Modern başarı yarışında çoğumuz görünmez, önemsiz ve sevilmemiş hissediyoruz. Her zaman ifade edilmeyen, hayatımızın değersiz olduğu duygusuyla işkence görürüz. İktidardakilerin manipülasyonları bizi iki çataldan birini izlemeye zorluyor: sesimizin sığ olduğu konusunda hemfikir olmak ve “tekneyi sallamak”tan vazgeçmek ya da sistemi kırmaya çalışan zalimlerimize karşı çıkmak. Bazı insanlar mevcut düzene kategorik olarak ondan üstün bir şeyle karşı çıkmayı başarırken, bu yoldaki yolcuların çoğu kendilerini bir mutluluk yarışının içinde bulur.

Derinden önemsiz hissederek, bu rahatsız edici duyguyu telafi etmeye çalışırız. Dikkatleri kişinin kendi önemsizliği ve sıradanlığı duygusundan uzaklaştıran bir araba ve küçük bir koruyucu mekanizma arabası icat edildi. Bu, gençler arasında yaygın olan alt kültürleri ve varoluşçu klişeleri, bir fikrin veya faydalı, benzersiz bir ürünün orijinalliğine değil, cazibe adına kendisine dayanan “beğenileri” aldatma ve takipçileri çekmeyi içerir. Bu şekilde dış dünyada kabul görerek sıradanlık duygusunu yok etmeye çalışıyoruz.

Son araştırmalara göre, hayatın anlamını aramak bir insan için esastır. Zevk veya cinsel haz arayışının yoğunluğunu aşan anlam arayışı, kişiyi diğer varlıklardan ayırır. Hayatta kalma ihtiyaçları karşılandıktan sonra olmanın arka planında kaynayan memnuniyetsizlik, bu yönlendirici dürtünün kanıtıdır. Dış dünyada Evrenle ve rüyalardaki anlamla bir bağlantı olduğuna dair kanıt arıyoruz (ve haklıyız: “İnsan ve Sembolleri” çalışmasında, Carl Jung rüyaları yorumlamanın değerine ışık tuttu). Sevdiklerimiz ve dostlarımız için bir şey ifade etmek istiyoruz, medeniyet ve materyalizm felsefesinin insan yaşamına verdiği küçük önem, her insanın kaynağında tüm hızıyla devam eden bu derin ihtiyaçla çelişiyor.

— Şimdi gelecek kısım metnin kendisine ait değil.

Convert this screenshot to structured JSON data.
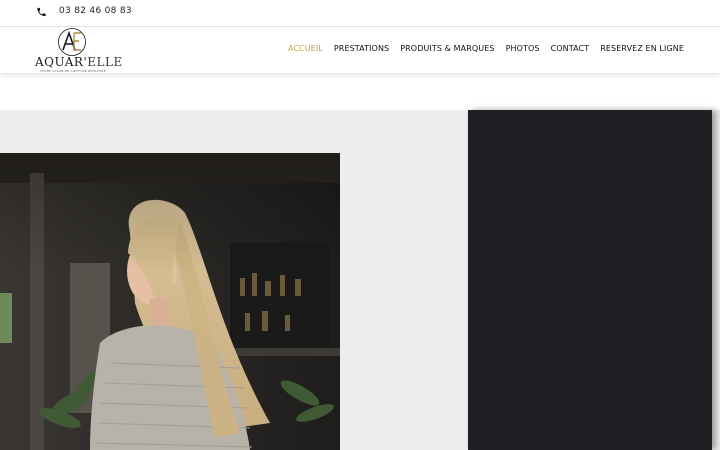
{
  "topbar": {
    "phone_icon": "phone-icon",
    "phone_number": "03 82 46 08 83"
  },
  "brand": {
    "monogram": "AE",
    "name_part1": "AQUAR'",
    "name_part2": "ELLE",
    "tagline": "VOTRE SALON DE COIFFURE BIEN-ÊTRE"
  },
  "nav": {
    "items": [
      {
        "label": "ACCUEIL",
        "active": true
      },
      {
        "label": "PRESTATIONS",
        "active": false
      },
      {
        "label": "PRODUITS & MARQUES",
        "active": false
      },
      {
        "label": "PHOTOS",
        "active": false
      },
      {
        "label": "CONTACT",
        "active": false
      },
      {
        "label": "RESERVEZ EN LIGNE",
        "active": false
      }
    ]
  },
  "colors": {
    "accent": "#c9a04a",
    "band_background": "#efedee",
    "dark_panel": "#1f2024"
  }
}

Tam da şu ya da bu şekilde önemsizliğimizde öne sürüldüğümüz için, bu hoş olmayan duyguyu telafi etmeye ihtiyacımız var. Genellikle onu en uygunsuz anda ipuçları vermeye devam ettiği bilinçaltına iteriz. Kendinizi alanında uzman bir pozisyonda bulduğunuzda, bir iç ses sizde kusur bulmaya ve sizi değersizleştirmeye başladı mı: Kendiniz hakkında ne düşünüyorsunuz? Ne biliyorsun ki?

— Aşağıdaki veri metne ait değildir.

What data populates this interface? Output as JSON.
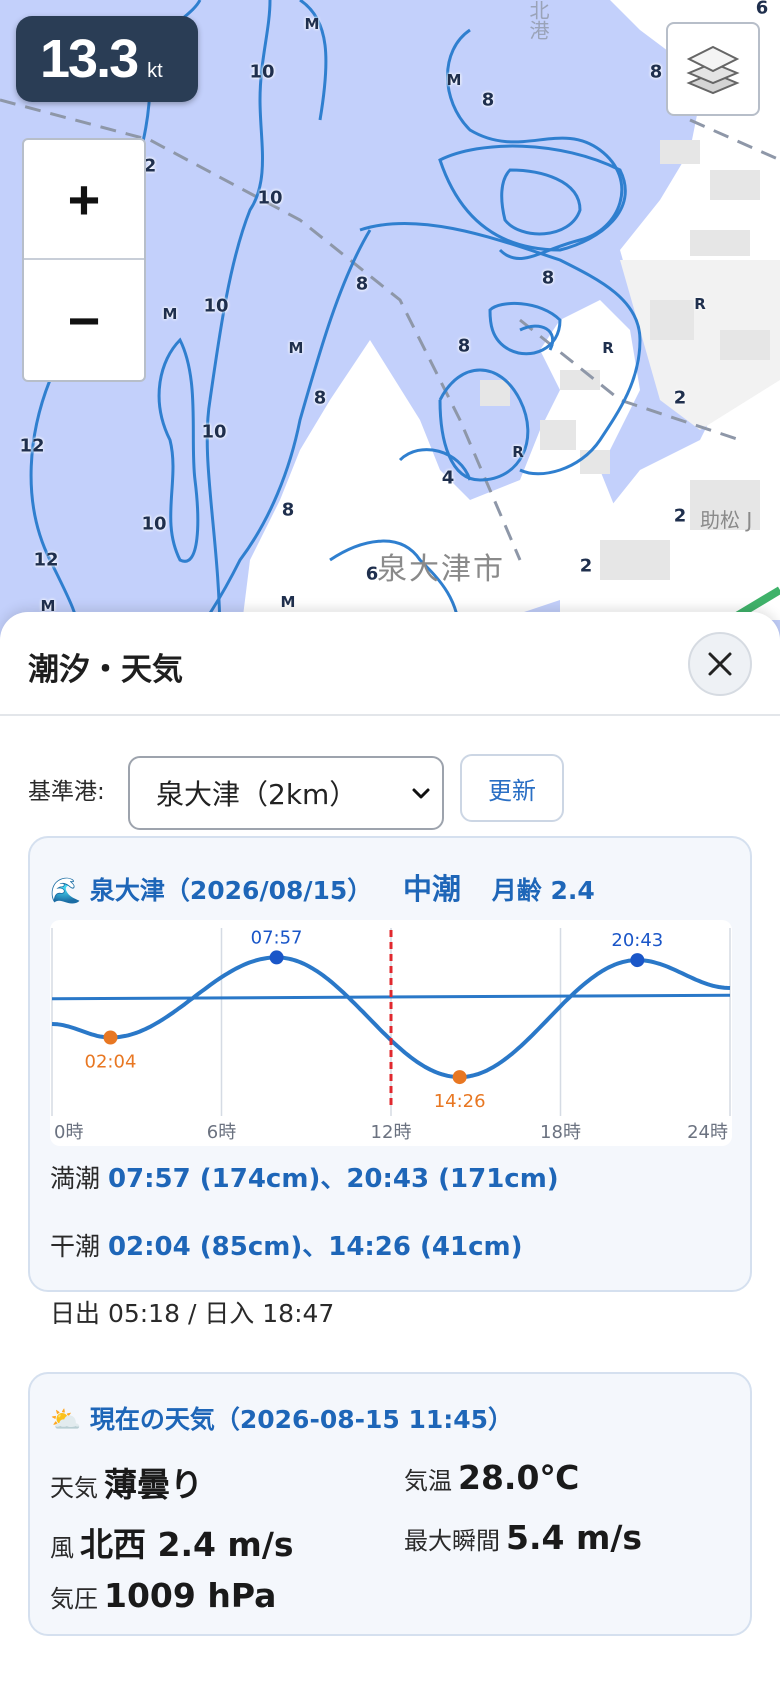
{
  "map": {
    "speed_value": "13.3",
    "speed_unit": "kt",
    "zoom_in_label": "+",
    "zoom_out_label": "−",
    "place_label": "泉大津市",
    "place_label_2": "助松 J",
    "port_label": "北港",
    "depth_labels": [
      "10",
      "10",
      "10",
      "10",
      "10",
      "12",
      "12",
      "2",
      "8",
      "8",
      "8",
      "8",
      "8",
      "8",
      "8",
      "4",
      "6",
      "6",
      "2",
      "2",
      "2"
    ],
    "m_markers": [
      "M",
      "M",
      "M",
      "M",
      "M",
      "M"
    ],
    "r_markers": [
      "R",
      "R",
      "R"
    ],
    "colors": {
      "water": "#c3d0fb",
      "land": "#ffffff",
      "contour": "#2f7fcf"
    }
  },
  "sheet": {
    "title": "潮汐・天気",
    "close_icon": "close-icon",
    "port_label": "基準港:",
    "port_selected": "泉大津（2km）",
    "refresh_label": "更新"
  },
  "tide": {
    "icon": "🌊",
    "heading": "泉大津（2026/08/15）",
    "tide_type": "中潮",
    "moon_age": "月齢 2.4",
    "high_label": "満潮",
    "high_value": "07:57 (174cm)、20:43 (171cm)",
    "low_label": "干潮",
    "low_value": "02:04 (85cm)、14:26 (41cm)",
    "sun_value": "日出 05:18 / 日入 18:47",
    "colors": {
      "curve": "#2a78c8",
      "high_point": "#1a56c8",
      "low_point": "#e87722",
      "now_line": "#e0282e"
    }
  },
  "chart_data": {
    "type": "line",
    "x_ticks": [
      "0時",
      "6時",
      "12時",
      "18時",
      "24時"
    ],
    "xlim": [
      0,
      24
    ],
    "ylim": [
      20,
      200
    ],
    "now_hour": 12.0,
    "series": [
      {
        "values_x": [
          0,
          2.07,
          7.95,
          14.43,
          20.72,
          24
        ],
        "values_y": [
          100,
          85,
          174,
          41,
          171,
          140
        ]
      }
    ],
    "mean_line": {
      "x": [
        0,
        24
      ],
      "y": [
        128,
        132
      ]
    },
    "highs": [
      {
        "label": "07:57",
        "x": 7.95,
        "y": 174
      },
      {
        "label": "20:43",
        "x": 20.72,
        "y": 171
      }
    ],
    "lows": [
      {
        "label": "02:04",
        "x": 2.07,
        "y": 85
      },
      {
        "label": "14:26",
        "x": 14.43,
        "y": 41
      }
    ],
    "grid": true
  },
  "weather": {
    "icon": "⛅",
    "heading": "現在の天気（2026-08-15 11:45）",
    "cond_label": "天気",
    "cond_value": "薄曇り",
    "temp_label": "気温",
    "temp_value": "28.0℃",
    "wind_label": "風",
    "wind_value": "北西 2.4 m/s",
    "gust_label": "最大瞬間",
    "gust_value": "5.4 m/s",
    "pressure_label": "気圧",
    "pressure_value": "1009 hPa"
  }
}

Anlam arayışını kendi başınıza takip etmenin sağlıklı bir yolunu bulmak zor olabilir. Shepherd sendromu - diğer insanların önemini küçümseme pahasına kendini büyütme - korkudan kaynaklanır, enerji tüketir (sonuçta her saniye bir “öğretmen” imajını sürdürmesi gerekir) ve kaçınılmaz olarak nevrozlara yol açar. Sevgi ve endişe konumundan geri bildirim sağlayabilen insanlarla güvene dayalı ilişkiler kesinlikle ihmal edilmemelidir. Farklı bakış açıları, bir kişinin erişemeyeceği bir algı tazeliği getirir. Beyin fırtınası yapmak, sevilen biriyle dostça sohbet etmek, bir düşünce günlüğü tutmak veya bir terapistle çalışmak, farkındalık ve sevgi yolunu seçmeyi seçen kişi için önemli olabilir.